The story of each spot is the same, kinda:  A crew of a dozen beautiful ladies in winder regalia and Ugg boots (of course) parade in front of the camera, shimmy here and there, playfully coordinating their efforts into a final snowflake structure that is slowly revealed at the end.  Very fun.

Here’s the storyboards for the first spot, “Twinkling Lights.”
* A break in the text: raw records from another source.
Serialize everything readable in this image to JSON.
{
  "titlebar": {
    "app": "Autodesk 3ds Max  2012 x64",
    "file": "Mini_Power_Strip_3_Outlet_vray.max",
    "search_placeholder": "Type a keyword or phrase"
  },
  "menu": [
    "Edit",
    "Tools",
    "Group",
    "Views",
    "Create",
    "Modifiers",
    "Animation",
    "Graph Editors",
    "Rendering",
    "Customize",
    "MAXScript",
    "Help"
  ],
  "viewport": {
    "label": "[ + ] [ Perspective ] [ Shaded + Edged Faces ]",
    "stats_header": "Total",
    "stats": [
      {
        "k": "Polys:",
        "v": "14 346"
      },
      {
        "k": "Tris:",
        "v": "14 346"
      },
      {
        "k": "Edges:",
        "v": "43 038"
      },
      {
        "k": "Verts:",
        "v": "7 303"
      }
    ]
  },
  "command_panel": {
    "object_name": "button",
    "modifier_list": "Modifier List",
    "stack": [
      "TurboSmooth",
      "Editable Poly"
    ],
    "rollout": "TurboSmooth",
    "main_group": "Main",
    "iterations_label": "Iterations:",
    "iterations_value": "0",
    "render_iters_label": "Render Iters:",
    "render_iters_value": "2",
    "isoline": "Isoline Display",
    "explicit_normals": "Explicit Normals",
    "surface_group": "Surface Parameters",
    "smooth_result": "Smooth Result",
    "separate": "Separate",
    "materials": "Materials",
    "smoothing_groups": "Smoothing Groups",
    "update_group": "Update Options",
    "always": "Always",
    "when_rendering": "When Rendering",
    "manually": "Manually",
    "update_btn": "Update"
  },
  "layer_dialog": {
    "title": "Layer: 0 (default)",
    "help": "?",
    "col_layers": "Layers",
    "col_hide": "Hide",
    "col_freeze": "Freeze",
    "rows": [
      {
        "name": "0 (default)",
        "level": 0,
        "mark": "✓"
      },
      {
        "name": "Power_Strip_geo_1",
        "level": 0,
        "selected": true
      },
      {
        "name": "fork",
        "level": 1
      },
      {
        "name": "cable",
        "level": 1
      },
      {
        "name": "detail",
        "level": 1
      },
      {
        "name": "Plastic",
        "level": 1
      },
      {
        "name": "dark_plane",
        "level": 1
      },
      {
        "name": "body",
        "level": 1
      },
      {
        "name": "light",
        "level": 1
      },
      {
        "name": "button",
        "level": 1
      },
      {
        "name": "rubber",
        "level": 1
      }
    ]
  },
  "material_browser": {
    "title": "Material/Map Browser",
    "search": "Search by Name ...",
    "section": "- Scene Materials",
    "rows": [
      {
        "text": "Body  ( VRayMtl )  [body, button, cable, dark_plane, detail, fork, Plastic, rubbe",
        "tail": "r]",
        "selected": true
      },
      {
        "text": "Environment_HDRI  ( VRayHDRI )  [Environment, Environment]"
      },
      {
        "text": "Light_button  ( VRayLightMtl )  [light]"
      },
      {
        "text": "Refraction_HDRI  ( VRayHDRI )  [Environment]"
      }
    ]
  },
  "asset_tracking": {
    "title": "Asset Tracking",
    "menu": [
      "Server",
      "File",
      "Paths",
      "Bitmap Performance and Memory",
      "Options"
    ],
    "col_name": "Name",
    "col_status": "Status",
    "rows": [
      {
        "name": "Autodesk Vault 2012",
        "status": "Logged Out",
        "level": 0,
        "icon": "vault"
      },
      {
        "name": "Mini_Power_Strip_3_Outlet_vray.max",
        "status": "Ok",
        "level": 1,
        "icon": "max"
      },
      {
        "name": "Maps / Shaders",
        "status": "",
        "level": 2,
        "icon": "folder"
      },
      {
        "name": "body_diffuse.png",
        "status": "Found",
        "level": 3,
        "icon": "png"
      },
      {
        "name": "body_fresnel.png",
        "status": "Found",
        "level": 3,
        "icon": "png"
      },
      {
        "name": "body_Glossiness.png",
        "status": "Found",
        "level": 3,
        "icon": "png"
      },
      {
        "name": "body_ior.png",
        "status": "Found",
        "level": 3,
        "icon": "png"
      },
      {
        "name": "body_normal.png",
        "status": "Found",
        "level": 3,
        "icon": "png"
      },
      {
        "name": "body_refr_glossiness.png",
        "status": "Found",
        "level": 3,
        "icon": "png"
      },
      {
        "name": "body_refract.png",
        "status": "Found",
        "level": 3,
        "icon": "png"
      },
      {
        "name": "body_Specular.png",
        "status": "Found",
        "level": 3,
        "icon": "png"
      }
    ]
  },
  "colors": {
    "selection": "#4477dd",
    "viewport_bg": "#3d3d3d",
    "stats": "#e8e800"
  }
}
And here’s the finished commercial:

You know I did a good job when the boards look like the final spot!  And here’s the other spot, “Passing out Presents.”

And the final commercial:


Two spots- two days- 16 hours- 56 frames.  Two 60-second commercials in two days.  That’s kind of a lot of work- but there are mitigating factors:  It was helpful that one of the directors is a talented artist himself and could do some informing sketches of his own to help shortcut the storyboarding process.  The downside was that both directors had to be away for most of the process at a Tech scout (where they and other production crew meet to discuss the shoot on location before it happens), so the sketches were pretty much what I had to go on.  There isn’t much ‘story’ to these spots, as you’ll see, and no script either, so I had to sort of play choreographer to bring the appropriate sense of fun to these boards.  Luckily for me, I draw women well, and quickly, and the backgrounds of the shots were basically nonexistent, so the sets were minimalist and there were few if any constraints in terms of camera angles and blocking.  And finally, these were shooting boards, so while they didn’t have to be super perfect, it was worth doing as well as possible, since it would eventually end up as a sample on my blog, which you’re reading now.   So it was a mixed bag, but not too badly tilted into either camp of hard or easy.

In the end, I love drawing cute girls and I love how these spots turned out- just like I drew them!